A 79-kb HA-en transgene rescues inv-en double mutants

PREs can be identified in the genome via ChIP-seq as PcG protein binding DNA fragments within H3K27me3 domains. Within the inv-en domain, there are four strong, constitutive PREs found in all cell lines, all tissues, and all stages of development. These are identified by red stars in Fig. 1A. In addition, there are numerous smaller peaks—some stage specific—that we have shown to be functional PREs (Fig. 1A, green stars) (8). 4C-seq analysis reveals that these small peaks interact with the en transcription unit (8).

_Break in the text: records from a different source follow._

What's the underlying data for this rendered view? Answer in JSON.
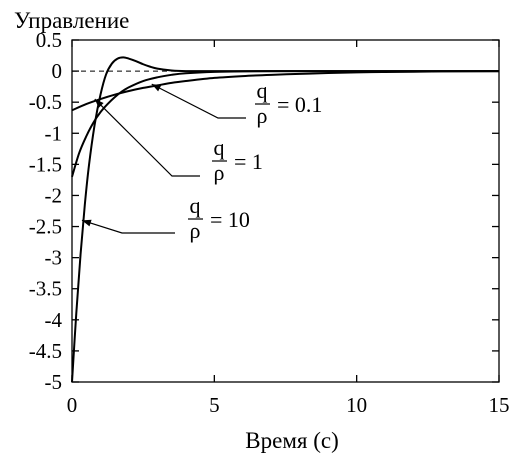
{
  "chart_data": {
    "type": "line",
    "title": "",
    "ylabel": "Управление",
    "xlabel": "Время (с)",
    "xlim": [
      0,
      15
    ],
    "ylim": [
      -5,
      0.5
    ],
    "xticks": [
      0,
      5,
      10,
      15
    ],
    "xtick_labels": [
      "0",
      "5",
      "10",
      "15"
    ],
    "yticks": [
      0.5,
      0,
      -0.5,
      -1,
      -1.5,
      -2,
      -2.5,
      -3,
      -3.5,
      -4,
      -4.5,
      -5
    ],
    "ytick_labels": [
      "0.5",
      "0",
      "-0.5",
      "-1",
      "-1.5",
      "-2",
      "-2.5",
      "-3",
      "-3.5",
      "-4",
      "-4.5",
      "-5"
    ],
    "grid": false,
    "reference_line": {
      "y": 0,
      "style": "dashed"
    },
    "series": [
      {
        "name": "q/ρ = 0.1",
        "ratio_label": "0.1",
        "x": [
          0,
          0.5,
          1,
          1.5,
          2,
          2.5,
          3,
          3.5,
          4,
          5,
          6,
          7,
          8,
          9,
          10,
          11,
          12,
          13,
          15
        ],
        "y": [
          -0.63,
          -0.53,
          -0.45,
          -0.38,
          -0.32,
          -0.27,
          -0.23,
          -0.19,
          -0.16,
          -0.11,
          -0.08,
          -0.06,
          -0.045,
          -0.03,
          -0.02,
          -0.015,
          -0.01,
          -0.005,
          0
        ]
      },
      {
        "name": "q/ρ = 1",
        "ratio_label": "1",
        "x": [
          0,
          0.25,
          0.5,
          0.75,
          1,
          1.25,
          1.5,
          1.75,
          2,
          2.5,
          3,
          3.5,
          4,
          5,
          6,
          8,
          10,
          12,
          15
        ],
        "y": [
          -1.7,
          -1.32,
          -1.05,
          -0.83,
          -0.66,
          -0.53,
          -0.42,
          -0.33,
          -0.26,
          -0.16,
          -0.1,
          -0.06,
          -0.035,
          -0.012,
          -0.004,
          0,
          0,
          0,
          0
        ]
      },
      {
        "name": "q/ρ = 10",
        "ratio_label": "10",
        "x": [
          0,
          0.15,
          0.3,
          0.45,
          0.6,
          0.8,
          1,
          1.2,
          1.4,
          1.6,
          1.8,
          2,
          2.25,
          2.5,
          2.75,
          3,
          3.5,
          4,
          5,
          6,
          15
        ],
        "y": [
          -5,
          -3.9,
          -2.95,
          -2.15,
          -1.5,
          -0.85,
          -0.38,
          -0.05,
          0.12,
          0.2,
          0.22,
          0.2,
          0.16,
          0.11,
          0.07,
          0.04,
          0.01,
          0,
          0,
          0,
          0
        ]
      }
    ],
    "annotations": [
      {
        "numerator": "q",
        "denominator": "ρ",
        "value_text": "= 0.1",
        "series": 0
      },
      {
        "numerator": "q",
        "denominator": "ρ",
        "value_text": "= 1",
        "series": 1
      },
      {
        "numerator": "q",
        "denominator": "ρ",
        "value_text": "= 10",
        "series": 2
      }
    ]
  }
}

In the following set of experiments, we sought to answer three questions: (i) Can a large en transgene set up a functional en gene with a typical H3K27me3 domain at an ectopic site in the genome? (ii) Would the structure of the ectopic H3K27me3 domain, assayed by PcG binding and 4C interactions, look like the endogenous locus? (iii) Would the H3K27me3 mark spread into flanking DNA? To answer these questions, we used the phi-C31 transgene system to insert a 79-kb HA-en transgene into the genome with chromosomal attP landing sites (10).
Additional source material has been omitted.